Era el eterno, lejano y tan palpable pero desvanecedor (en las últimas temporadas) anhelo de conseguir la gesta que únicamente se había rubricado 16 años atrás. El campeonato que faltaba para llenar el alma y corazón de todos los seguidores milrayitas. Ahora sí el júbilo fue completo. Encima en casa.
Por eso, con escasa dilación al término del quinto juego que demandó el triunfo y título para el elenco del Materno, el Monumento a San Martín fue copado por los hinchas. Que, con el paso de los minutos, la rotonda de avenida Luro y Mitre fue colmada por más de miles.

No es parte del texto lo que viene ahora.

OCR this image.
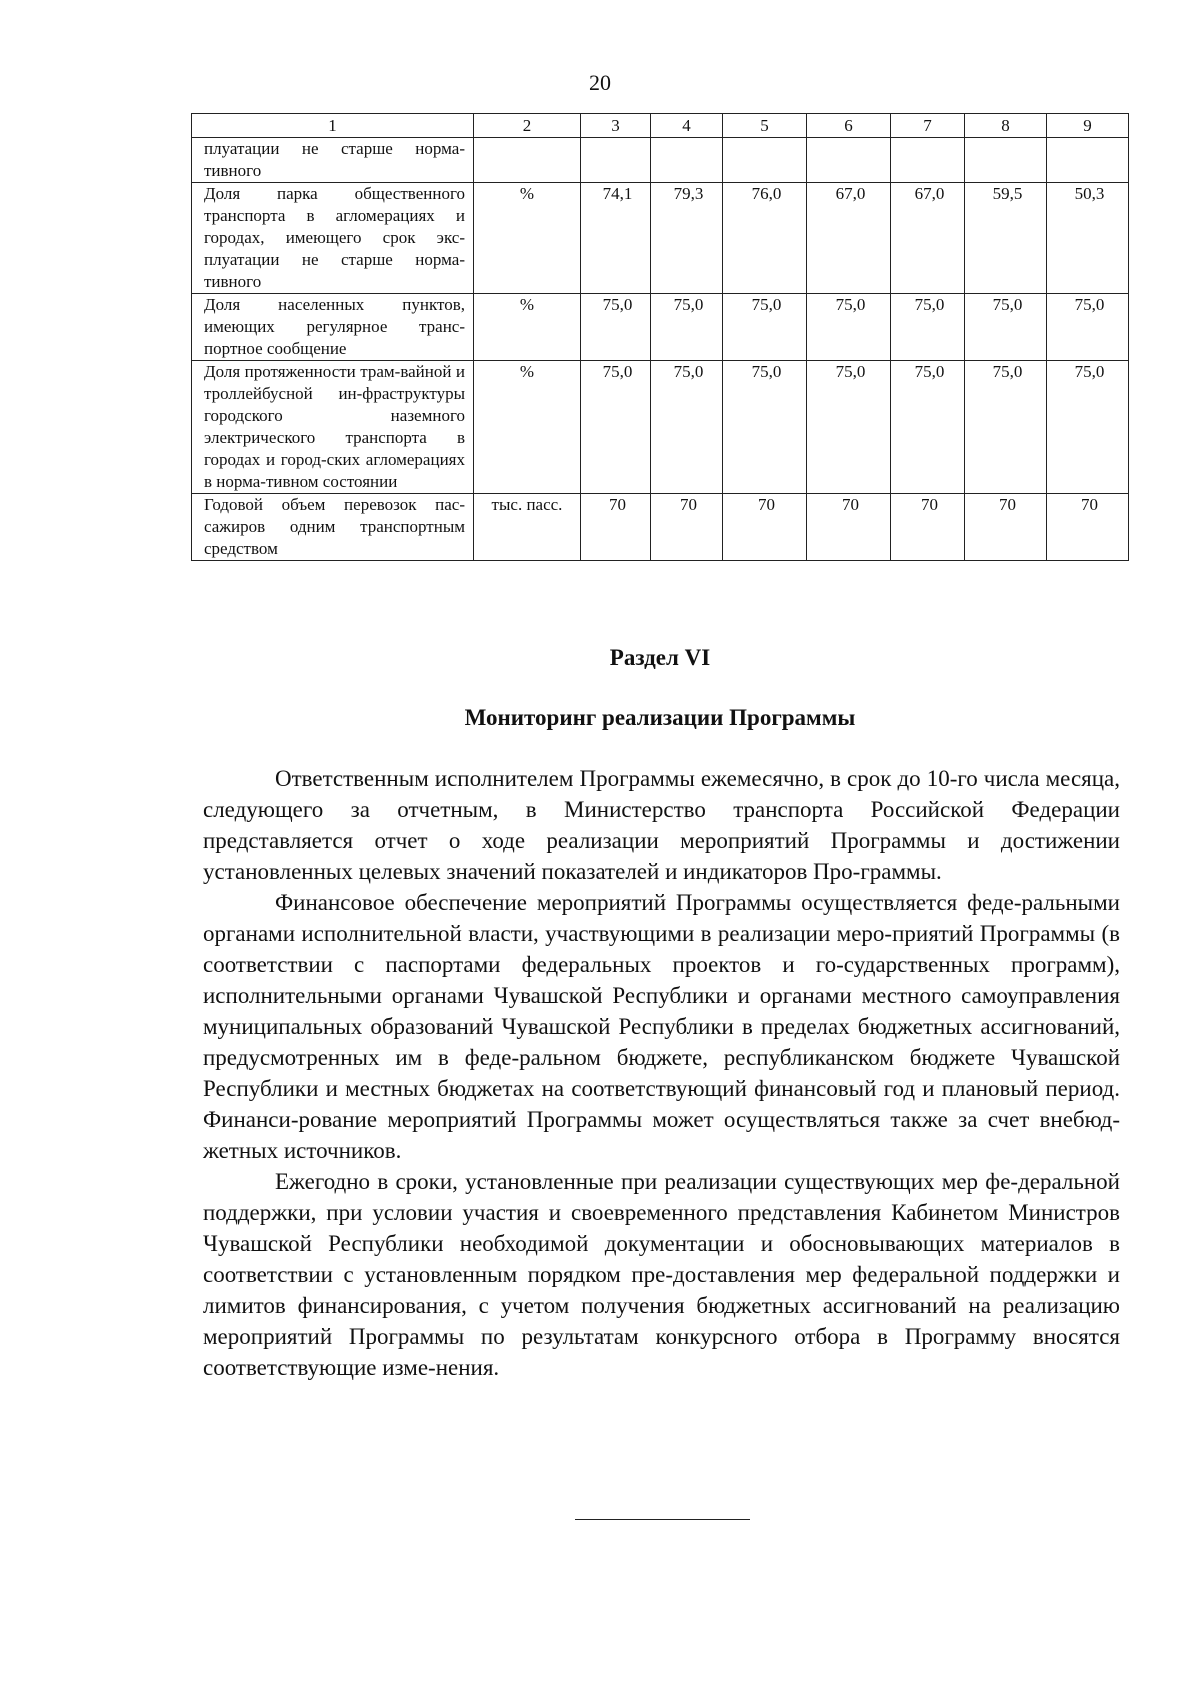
20
1	2	3	4	5	6	7	8	9
плуатации не старше норма-тивного								
Доля парка общественного транспорта в агломерациях и городах, имеющего срок экс-плуатации не старше норма-тивного	%	74,1	79,3	76,0	67,0	67,0	59,5	50,3
Доля населенных пунктов, имеющих регулярное транс-портное сообщение	%	75,0	75,0	75,0	75,0	75,0	75,0	75,0
Доля протяженности трам-вайной и троллейбусной ин-фраструктуры городского наземного электрического транспорта в городах и город-ских агломерациях в норма-тивном состоянии	%	75,0	75,0	75,0	75,0	75,0	75,0	75,0
Годовой объем перевозок пас-сажиров одним транспортным средством	тыс. пасс.	70	70	70	70	70	70	70
Раздел VI
Мониторинг реализации Программы

Ответственным исполнителем Программы ежемесячно, в срок до 10-го числа месяца, следующего за отчетным, в Министерство транспорта Российской Федерации представляется отчет о ходе реализации мероприятий Программы и достижении установленных целевых значений показателей и индикаторов Про-граммы.

Финансовое обеспечение мероприятий Программы осуществляется феде-ральными органами исполнительной власти, участвующими в реализации меро-приятий Программы (в соответствии с паспортами федеральных проектов и го-сударственных программ), исполнительными органами Чувашской Республики и органами местного самоуправления муниципальных образований Чувашской Республики в пределах бюджетных ассигнований, предусмотренных им в феде-ральном бюджете, республиканском бюджете Чувашской Республики и местных бюджетах на соответствующий финансовый год и плановый период. Финанси-рование мероприятий Программы может осуществляться также за счет внебюд-жетных источников.

Ежегодно в сроки, установленные при реализации существующих мер фе-деральной поддержки, при условии участия и своевременного представления Кабинетом Министров Чувашской Республики необходимой документации и обосновывающих материалов в соответствии с установленным порядком пре-доставления мер федеральной поддержки и лимитов финансирования, с учетом получения бюджетных ассигнований на реализацию мероприятий Программы по результатам конкурсного отбора в Программу вносятся соответствующие изме-нения.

Además, contó con una ambientación particular, ya que por ambas veredas de Luro se erigieron faroles de tamaño generoso sobre los postes. Con una luz azul intensa, símil a la que emiten las de neón, decoraron “bien de Peñarol” el mencionado Monumento.

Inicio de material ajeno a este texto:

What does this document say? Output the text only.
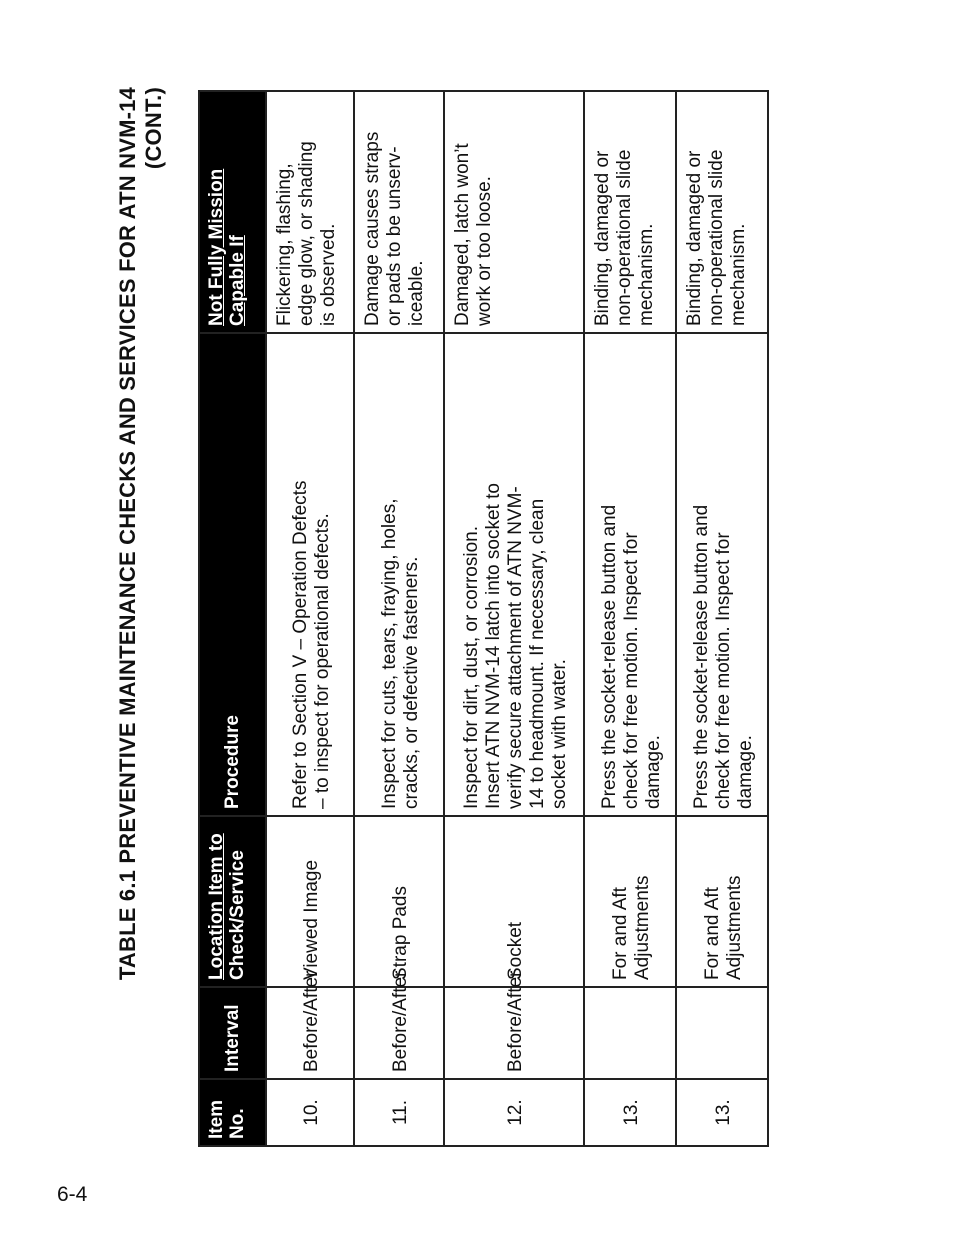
6-4
TABLE 6.1 PREVENTIVE MAINTENANCE CHECKS AND SERVICES FOR ATN NVM-14 (CONT.)
Item
No.	Interval	Location Item to
Check/Service	Procedure	Not Fully Mission
Capable If
10.	Before/After	Viewed Image	Refer to Section V – Operation Defects
– to inspect for operational defects.	Flickering, flashing,
edge glow, or shading
is observed.
11.	Before/After	Strap Pads	Inspect for cuts, tears, fraying, holes,
cracks, or defective fasteners.	Damage causes straps
or pads to be unserv-
iceable.
12.	Before/After	Socket	Inspect for dirt, dust, or corrosion.
Insert ATN NVM-14 latch into socket to
verify secure attachment of ATN NVM-
14 to headmount. If necessary, clean
socket with water.	Damaged, latch won’t
work or too loose.
13.		For and Aft
Adjustments	Press the socket-release button and
check for free motion. Inspect for
damage.	Binding, damaged or
non-operational slide
mechanism.
13.		For and Aft
Adjustments	Press the socket-release button and
check for free motion. Inspect for
damage.	Binding, damaged or
non-operational slide
mechanism.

Muchas banderas, algunas que poseían incluso las alegóricas al “Milrayitas” con las de Argentina, en complementaria conmemoración al Bicentenario nacional. También los bombos, las camisetas de diferentes temporadas por doquier y el canto con el poco caudal de voz que ya quedaba en la gente. Aunque, por el interminable fervor, se escuchaban desde tres cuadras de distancia.
Lo más destacable fue la multitudinaria cantidad de familias. Como el caso de Gustavo, que junto a sus hijos de cinco y ocho años respectivamente, le comentaba a este medio: “Ellos prácticamente han vivido la mejor época del club. Siempre les tocó festejar. Pero yo, debí presenciar los momentos más críticos, incluso esperar más de quince años para volver a ganar una Liga. Muy emocionado estoy.”
O el caso de Emilia, quien nos decía respecto de sus hijas de 12 y 15 años: “El único deporte que vamos a ver es el básquet. Somos de Peña a morir. No faltamos un partido. Con ellas compartimos más horas en el Polideportivo que en nuestra casa.”
Sin duda, el de anoche ha sido el festejo más ansiado.